I think it’s safe to say by now that if you didn’t attend Step Forward Day on Saturday, you missed out on one of the most fulfilling days you could possibly experience during your brief stay on planet Earth; and that’s not hyperbolic language.
(Side-note: Hyperbole would better explain the tone of those here at Pepperdine who speak about their semester class schedules. “It’s seriously the most bomb schedule ever, man. Like, if AKB found out about it, I feel like he’d call me into his office and reprimand me; it’s that good.” Or, “I think they, and I’m speaking literally here, gave me a schedule from the fourth or fifth rung of hell.”)
I admit, initially I had my reservations. Sure, standing around the Smothers parking lot at 6:45 a.m. next to a table of stale bagels (stacked with the careful regard of a DEA agent conducting a search) is nowhere on my bucket list. Couple that with the fact that everyone looked like a family reunion straight out of MTV’s “Teen Mom” with their matching shirts, and you have the makings of a terrible day. But you would be wrong — very, very wrong.
Step Forward Day was special. When else do you get to hang out with hundreds of kids your own age and help make the world a better place?
All I could think about as the group boarded the school buses in pure jubilation was how much my friends sleeping at home were missing. What my group ended up accomplishing in four and a half hours is something I won’t soon forget.
I healed the swollen ankle of an injured doe with the fabric of my T-shirt, and nursed it back to health with a bottle of Gatorade and a two-pack of Pop-Tarts. My friend David helped a woman in labor give birth to two sets of triplets (so … sixlets) after we convinced her she couldn’t make it to a hospital in time. We both then worked as a team to scale a two-story building and, through a makeshift, yet intricate, system of pulleys and levers, saved a 104-year-old woman from a flaming apartment. As we rappelled down the building, I talked a man off the third floor ledge and into a career in the culinary arts. And that was all just on our walk to registration.
On the bus ride to our destination, someone near me saw what they could only describe as “a suspicious vehicle” on the side of the road, forced the driver to pull over, and then risked life and limb to stop a terror plot near the 101. As we were waiting for her to come back to the bus, a woman lost the handle of a baby carriage containing an infant and all his classmates. The stroller went careening into oncoming traffic, and, if it weren’t for the gallantry of Mitchell Snow, they would have been struck by a steamroller. But it was Step Forward Day, and Mitchell swooped them into safety at the very last second.
When we finally arrived at our location, a novel idea came rushing into my head. I don’t want to put the cart before the horse here, and it’s not official yet, but I’m pretty sure I came up with a way to cure HIV/AIDS. Now call me crazy, but if we simply isolated the CD4 lymphocyte, then extracted the virus from the dormant cells without fully activating them throughout the immune system, we could wipe out the disease altogether. But what do I know? I’m just an English major.

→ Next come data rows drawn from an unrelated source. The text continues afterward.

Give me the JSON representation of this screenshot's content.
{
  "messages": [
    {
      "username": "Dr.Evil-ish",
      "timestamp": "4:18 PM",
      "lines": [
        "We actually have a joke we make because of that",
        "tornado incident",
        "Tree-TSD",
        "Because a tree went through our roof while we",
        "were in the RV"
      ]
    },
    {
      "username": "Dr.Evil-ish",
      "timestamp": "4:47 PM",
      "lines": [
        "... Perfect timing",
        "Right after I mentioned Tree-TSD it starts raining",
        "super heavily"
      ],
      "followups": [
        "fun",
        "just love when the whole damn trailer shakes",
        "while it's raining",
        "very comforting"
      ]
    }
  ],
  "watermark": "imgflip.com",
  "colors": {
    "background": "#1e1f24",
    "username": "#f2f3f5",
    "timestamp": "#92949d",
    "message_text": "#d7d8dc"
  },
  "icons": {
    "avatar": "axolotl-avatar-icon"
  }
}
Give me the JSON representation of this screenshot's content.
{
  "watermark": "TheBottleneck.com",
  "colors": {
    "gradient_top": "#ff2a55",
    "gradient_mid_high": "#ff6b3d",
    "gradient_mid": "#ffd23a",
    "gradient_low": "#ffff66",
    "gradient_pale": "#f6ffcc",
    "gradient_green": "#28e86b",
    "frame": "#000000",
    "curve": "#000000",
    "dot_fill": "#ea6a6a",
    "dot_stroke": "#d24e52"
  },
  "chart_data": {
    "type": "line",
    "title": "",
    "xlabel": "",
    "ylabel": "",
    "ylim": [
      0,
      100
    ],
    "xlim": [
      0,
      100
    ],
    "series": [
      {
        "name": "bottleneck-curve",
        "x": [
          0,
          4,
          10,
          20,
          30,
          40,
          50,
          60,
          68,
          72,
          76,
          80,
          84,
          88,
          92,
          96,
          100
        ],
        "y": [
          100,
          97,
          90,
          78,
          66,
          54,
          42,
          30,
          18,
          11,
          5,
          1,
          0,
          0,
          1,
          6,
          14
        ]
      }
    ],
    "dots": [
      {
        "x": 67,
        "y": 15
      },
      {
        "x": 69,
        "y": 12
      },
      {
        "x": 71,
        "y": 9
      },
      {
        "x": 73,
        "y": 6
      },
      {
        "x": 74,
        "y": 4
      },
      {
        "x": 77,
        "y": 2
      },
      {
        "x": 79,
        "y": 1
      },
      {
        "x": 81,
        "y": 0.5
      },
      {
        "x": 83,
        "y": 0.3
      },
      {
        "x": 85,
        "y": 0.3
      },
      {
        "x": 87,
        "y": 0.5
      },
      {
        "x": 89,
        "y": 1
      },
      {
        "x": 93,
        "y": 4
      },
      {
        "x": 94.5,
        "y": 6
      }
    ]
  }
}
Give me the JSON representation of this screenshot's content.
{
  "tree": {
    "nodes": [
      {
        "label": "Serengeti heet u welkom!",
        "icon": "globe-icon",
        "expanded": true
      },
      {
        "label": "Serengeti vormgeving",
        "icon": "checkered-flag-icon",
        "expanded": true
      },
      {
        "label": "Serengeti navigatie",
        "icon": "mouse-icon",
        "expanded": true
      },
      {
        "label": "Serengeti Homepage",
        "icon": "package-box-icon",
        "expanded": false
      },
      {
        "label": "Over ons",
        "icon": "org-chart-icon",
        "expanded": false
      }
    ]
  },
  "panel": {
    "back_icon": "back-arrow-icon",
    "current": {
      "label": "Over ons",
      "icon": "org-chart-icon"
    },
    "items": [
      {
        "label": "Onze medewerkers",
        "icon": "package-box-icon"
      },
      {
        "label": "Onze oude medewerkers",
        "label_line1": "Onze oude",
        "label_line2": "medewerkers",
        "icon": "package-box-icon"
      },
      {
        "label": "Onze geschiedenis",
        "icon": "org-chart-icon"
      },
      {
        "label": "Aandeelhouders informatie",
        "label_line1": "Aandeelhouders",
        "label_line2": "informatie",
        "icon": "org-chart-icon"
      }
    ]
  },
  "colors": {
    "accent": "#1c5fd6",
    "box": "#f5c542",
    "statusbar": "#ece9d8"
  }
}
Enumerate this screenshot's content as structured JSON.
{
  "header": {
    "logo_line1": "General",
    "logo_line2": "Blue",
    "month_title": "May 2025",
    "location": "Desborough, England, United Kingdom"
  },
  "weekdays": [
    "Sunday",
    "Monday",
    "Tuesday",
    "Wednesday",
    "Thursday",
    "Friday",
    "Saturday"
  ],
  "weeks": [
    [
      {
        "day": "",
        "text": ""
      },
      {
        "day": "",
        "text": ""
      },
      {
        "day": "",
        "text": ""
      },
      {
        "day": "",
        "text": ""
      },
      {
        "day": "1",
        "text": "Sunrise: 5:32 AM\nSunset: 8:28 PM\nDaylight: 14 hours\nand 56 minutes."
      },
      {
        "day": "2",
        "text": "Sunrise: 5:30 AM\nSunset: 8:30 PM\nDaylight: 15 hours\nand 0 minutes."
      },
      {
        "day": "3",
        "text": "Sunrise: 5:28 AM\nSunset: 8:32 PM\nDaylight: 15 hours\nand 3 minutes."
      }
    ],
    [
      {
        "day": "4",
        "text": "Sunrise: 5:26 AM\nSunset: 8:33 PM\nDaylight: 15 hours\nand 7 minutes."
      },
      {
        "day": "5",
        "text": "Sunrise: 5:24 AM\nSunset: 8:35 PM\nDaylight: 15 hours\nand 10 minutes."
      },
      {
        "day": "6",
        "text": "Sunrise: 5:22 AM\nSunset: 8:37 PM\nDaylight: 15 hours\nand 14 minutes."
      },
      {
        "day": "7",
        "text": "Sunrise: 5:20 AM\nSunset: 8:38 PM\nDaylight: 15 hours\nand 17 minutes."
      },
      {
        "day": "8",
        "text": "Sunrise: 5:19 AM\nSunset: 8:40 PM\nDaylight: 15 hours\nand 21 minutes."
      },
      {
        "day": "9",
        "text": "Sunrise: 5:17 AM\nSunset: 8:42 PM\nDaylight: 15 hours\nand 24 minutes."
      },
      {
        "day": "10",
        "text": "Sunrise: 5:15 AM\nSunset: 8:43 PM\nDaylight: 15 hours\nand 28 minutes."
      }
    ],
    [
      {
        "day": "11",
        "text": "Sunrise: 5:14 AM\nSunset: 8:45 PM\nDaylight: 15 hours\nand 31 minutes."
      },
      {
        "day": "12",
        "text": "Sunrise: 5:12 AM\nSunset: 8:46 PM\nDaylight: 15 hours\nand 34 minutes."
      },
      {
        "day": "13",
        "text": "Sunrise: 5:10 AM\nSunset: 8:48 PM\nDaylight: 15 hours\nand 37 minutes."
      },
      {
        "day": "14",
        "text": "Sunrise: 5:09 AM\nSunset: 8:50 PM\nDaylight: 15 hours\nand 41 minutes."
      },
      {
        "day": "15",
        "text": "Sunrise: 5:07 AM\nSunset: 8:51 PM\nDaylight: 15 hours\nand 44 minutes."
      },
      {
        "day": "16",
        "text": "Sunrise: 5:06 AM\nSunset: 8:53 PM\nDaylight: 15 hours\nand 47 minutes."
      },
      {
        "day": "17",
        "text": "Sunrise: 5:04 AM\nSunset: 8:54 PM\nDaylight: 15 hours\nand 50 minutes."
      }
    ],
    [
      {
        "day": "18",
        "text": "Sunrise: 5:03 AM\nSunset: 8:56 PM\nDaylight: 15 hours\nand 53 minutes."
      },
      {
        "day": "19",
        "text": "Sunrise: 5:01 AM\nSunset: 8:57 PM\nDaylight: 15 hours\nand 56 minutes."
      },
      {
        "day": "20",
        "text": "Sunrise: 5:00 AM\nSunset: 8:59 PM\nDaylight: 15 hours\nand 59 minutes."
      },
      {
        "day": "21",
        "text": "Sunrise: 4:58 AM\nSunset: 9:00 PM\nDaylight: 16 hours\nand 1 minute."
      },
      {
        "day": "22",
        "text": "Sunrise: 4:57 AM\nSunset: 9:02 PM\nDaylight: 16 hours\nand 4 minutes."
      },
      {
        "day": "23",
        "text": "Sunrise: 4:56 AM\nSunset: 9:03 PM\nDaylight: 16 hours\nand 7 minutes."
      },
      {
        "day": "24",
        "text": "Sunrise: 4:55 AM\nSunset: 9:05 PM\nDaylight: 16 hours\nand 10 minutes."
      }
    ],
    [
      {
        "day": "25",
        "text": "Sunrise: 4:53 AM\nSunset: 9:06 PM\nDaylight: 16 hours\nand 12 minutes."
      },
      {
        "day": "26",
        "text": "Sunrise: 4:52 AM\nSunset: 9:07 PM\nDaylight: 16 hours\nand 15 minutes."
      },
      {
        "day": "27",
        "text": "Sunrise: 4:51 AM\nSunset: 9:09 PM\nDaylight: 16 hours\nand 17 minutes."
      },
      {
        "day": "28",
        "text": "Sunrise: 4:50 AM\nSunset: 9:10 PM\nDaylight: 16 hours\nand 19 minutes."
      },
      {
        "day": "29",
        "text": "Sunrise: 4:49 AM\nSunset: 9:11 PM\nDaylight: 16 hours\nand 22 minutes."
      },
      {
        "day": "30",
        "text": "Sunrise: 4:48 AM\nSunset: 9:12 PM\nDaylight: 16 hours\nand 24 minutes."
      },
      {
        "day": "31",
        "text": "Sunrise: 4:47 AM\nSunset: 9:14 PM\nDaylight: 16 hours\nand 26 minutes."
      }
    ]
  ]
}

By the time I got off the phone with the Mayo Clinic, the group as a whole was ready to sand and apply primer to the offices of a self-help organization called SHARE. We did that for about four hours before heading back to Pepperdine for some In-N-Out Burger.
Sure, not all of Step Forward Day was glamorous or exhilarating, but I would hate to know that feeling of waking up at 10:30 a.m. to an empty dorm hall and conscience riddled with the kind of guilt that lesser men have thrown themselves to the sea over. But that’s just me.
Either way, there’s always next year. Until then, who says we can’t take small steps forward with every moment of our lives? The difference between the way the world is and the way the world should be is vast, too vast, in fact. As Mother Teresa once said, we all should hope to be “little pencils in the hand of a God writing a love letter to the world.”